Faylasoof, do you agree with my original sentence now?


----------



## Faylasoof

panjabigator said:


> Quote:
> Originally Posted by *LordAeneas*
> panjabigator, did you mean to say thukraanaa (ٹھکرانا) - Reject, like in the following?
> 
> اس نے میرے دل کو ٹھکرا کر پاش پاش کر دیا
> 
> (us nay mayray dil ko thukraa kar paash passh kar diya)
> 
> (S/he broke my heart by refusing to accept it).
> 
> If so, then your sentence convey this meaning, correctly.
> 
> Faylasoof, do you agree with my original sentence now?

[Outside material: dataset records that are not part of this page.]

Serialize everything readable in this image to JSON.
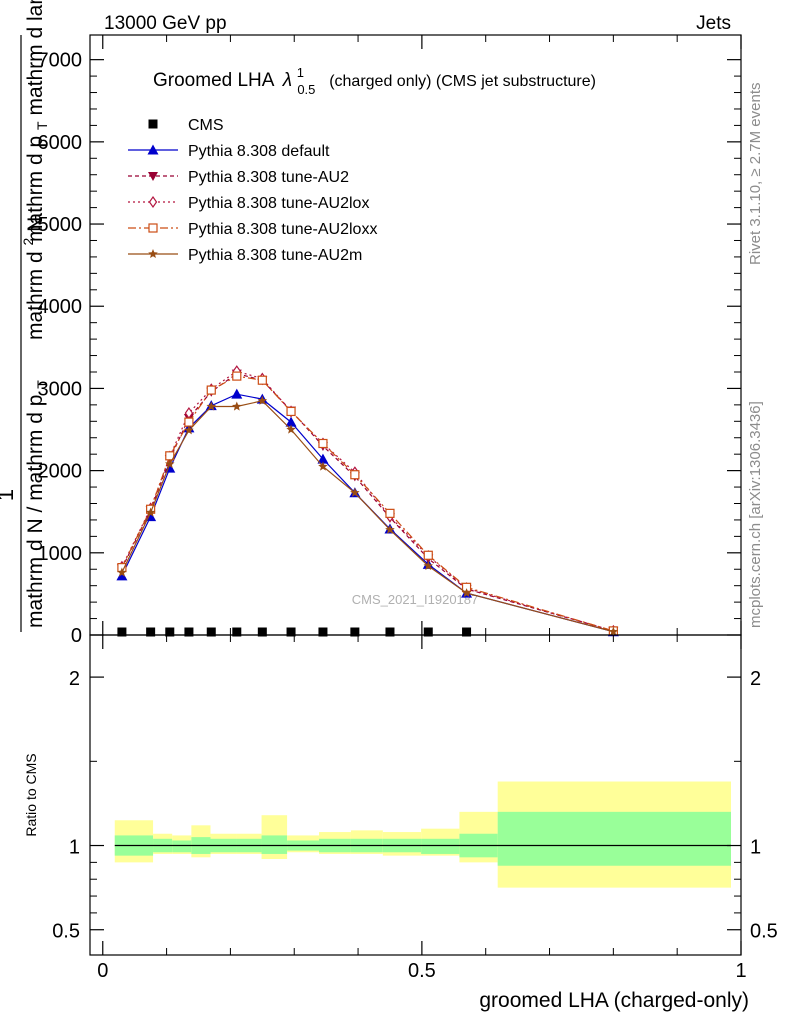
{
  "header": {
    "energy": "13000 GeV pp",
    "category": "Jets"
  },
  "side": {
    "rivet": "Rivet 3.1.10, ≥ 2.7M events",
    "mcplots": "mcplots.cern.ch [arXiv:1306.3436]"
  },
  "colors": {
    "cms": "#000000",
    "default": "#0000cc",
    "au2": "#990033",
    "au2lox": "#b3153f",
    "au2loxx": "#cc4d14",
    "au2m": "#994d14",
    "band_inner": "#99ff99",
    "band_outer": "#ffff99"
  },
  "chart_data": [
    {
      "type": "line",
      "title": "Groomed LHA",
      "title_symbol": "λ",
      "title_sub": "0.5",
      "title_sup": "1",
      "title_suffix": "(charged only) (CMS jet substructure)",
      "ylabel_parts": [
        "1",
        "mathrm d N / mathrm d p",
        "T",
        "mathrm d",
        "2",
        "N",
        "mathrm d p",
        "T",
        "mathrm d lambda"
      ],
      "watermark": "CMS_2021_I1920187",
      "ylim": [
        0,
        7300
      ],
      "yticks": [
        0,
        1000,
        2000,
        3000,
        4000,
        5000,
        6000,
        7000
      ],
      "ytick_labels": [
        "0",
        "1000",
        "2000",
        "3000",
        "4000",
        "5000",
        "6000",
        "7000"
      ],
      "xlim": [
        -0.02,
        1.0
      ],
      "legend_position": "top-left",
      "series": [
        {
          "name": "CMS",
          "marker": "square",
          "x": [
            0.03,
            0.075,
            0.105,
            0.135,
            0.17,
            0.21,
            0.25,
            0.295,
            0.345,
            0.395,
            0.45,
            0.51,
            0.57
          ],
          "y": [
            8,
            8,
            8,
            8,
            8,
            8,
            8,
            8,
            8,
            8,
            8,
            8,
            8
          ]
        },
        {
          "name": "Pythia 8.308 default",
          "marker": "triangle-up",
          "dash": "solid",
          "x": [
            0.03,
            0.075,
            0.105,
            0.135,
            0.17,
            0.21,
            0.25,
            0.295,
            0.345,
            0.395,
            0.45,
            0.51,
            0.57,
            0.8
          ],
          "y": [
            720,
            1440,
            2030,
            2520,
            2790,
            2930,
            2870,
            2590,
            2140,
            1730,
            1290,
            860,
            510,
            40
          ]
        },
        {
          "name": "Pythia 8.308 tune-AU2",
          "marker": "triangle-down",
          "dash": "4,3",
          "x": [
            0.03,
            0.075,
            0.105,
            0.135,
            0.17,
            0.21,
            0.25,
            0.295,
            0.345,
            0.395,
            0.45,
            0.51,
            0.57,
            0.8
          ],
          "y": [
            810,
            1520,
            2140,
            2640,
            2960,
            3180,
            3100,
            2730,
            2300,
            1930,
            1430,
            930,
            560,
            50
          ]
        },
        {
          "name": "Pythia 8.308 tune-AU2lox",
          "marker": "diamond",
          "dash": "2,3",
          "x": [
            0.03,
            0.075,
            0.105,
            0.135,
            0.17,
            0.21,
            0.25,
            0.295,
            0.345,
            0.395,
            0.45,
            0.51,
            0.57,
            0.8
          ],
          "y": [
            830,
            1540,
            2170,
            2700,
            2990,
            3210,
            3120,
            2720,
            2330,
            1980,
            1440,
            960,
            570,
            50
          ]
        },
        {
          "name": "Pythia 8.308 tune-AU2loxx",
          "marker": "square-open",
          "dash": "8,3,2,3",
          "x": [
            0.03,
            0.075,
            0.105,
            0.135,
            0.17,
            0.21,
            0.25,
            0.295,
            0.345,
            0.395,
            0.45,
            0.51,
            0.57,
            0.8
          ],
          "y": [
            820,
            1530,
            2180,
            2590,
            2980,
            3150,
            3100,
            2720,
            2330,
            1950,
            1480,
            970,
            580,
            50
          ]
        },
        {
          "name": "Pythia 8.308 tune-AU2m",
          "marker": "star",
          "dash": "solid",
          "x": [
            0.03,
            0.075,
            0.105,
            0.135,
            0.17,
            0.21,
            0.25,
            0.295,
            0.345,
            0.395,
            0.45,
            0.51,
            0.57,
            0.8
          ],
          "y": [
            760,
            1490,
            2080,
            2490,
            2780,
            2780,
            2850,
            2500,
            2050,
            1730,
            1280,
            840,
            510,
            40
          ]
        }
      ]
    },
    {
      "type": "area",
      "ylabel": "Ratio to CMS",
      "xlabel": "groomed LHA (charged-only)",
      "xlim": [
        -0.02,
        1.0
      ],
      "xticks": [
        0,
        0.5,
        1
      ],
      "xtick_labels": [
        "0",
        "0.5",
        "1"
      ],
      "ylim": [
        0.35,
        2.25
      ],
      "yticks": [
        0.5,
        1,
        2
      ],
      "ytick_labels": [
        "0.5",
        "1",
        "2"
      ],
      "reference_line": 1,
      "bin_edges": [
        0.0,
        0.06,
        0.09,
        0.12,
        0.15,
        0.19,
        0.23,
        0.27,
        0.32,
        0.37,
        0.42,
        0.48,
        0.54,
        0.6,
        1.0
      ],
      "band_inner": [
        [
          0.94,
          1.06
        ],
        [
          0.96,
          1.04
        ],
        [
          0.96,
          1.03
        ],
        [
          0.95,
          1.05
        ],
        [
          0.96,
          1.04
        ],
        [
          0.96,
          1.04
        ],
        [
          0.95,
          1.06
        ],
        [
          0.97,
          1.03
        ],
        [
          0.96,
          1.04
        ],
        [
          0.96,
          1.04
        ],
        [
          0.96,
          1.04
        ],
        [
          0.95,
          1.04
        ],
        [
          0.93,
          1.07
        ],
        [
          0.88,
          1.2
        ]
      ],
      "band_outer": [
        [
          0.9,
          1.15
        ],
        [
          0.95,
          1.07
        ],
        [
          0.95,
          1.06
        ],
        [
          0.93,
          1.12
        ],
        [
          0.95,
          1.07
        ],
        [
          0.95,
          1.07
        ],
        [
          0.92,
          1.18
        ],
        [
          0.96,
          1.06
        ],
        [
          0.95,
          1.08
        ],
        [
          0.95,
          1.09
        ],
        [
          0.94,
          1.08
        ],
        [
          0.94,
          1.1
        ],
        [
          0.9,
          1.2
        ],
        [
          0.75,
          1.38
        ]
      ]
    }
  ]
}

 Oh! I just realised that the orginal has ٹھکرانا _Thukraanaa_! So we are not talking about   ٹكڑے كرنا  टुकड़ेकर्ना_TukRe karnaa _!! Sorry, I made a mistake!

 Yes! The original makes perfect sense! By rejecting someone you are breaking their heart - _Thukraa_ ke _dil ko paash paash kar denaa_!

BTW, Omlick I wouldn't really go for this:

_usne mere dil ko ṭukṛ*e* kar *ke* pāsh pāsh kar dīyā_

_paash paash karnaa_ means to break into pieces so then you don't  need to say <ṭukṛ*e* kar *ke*>.


----------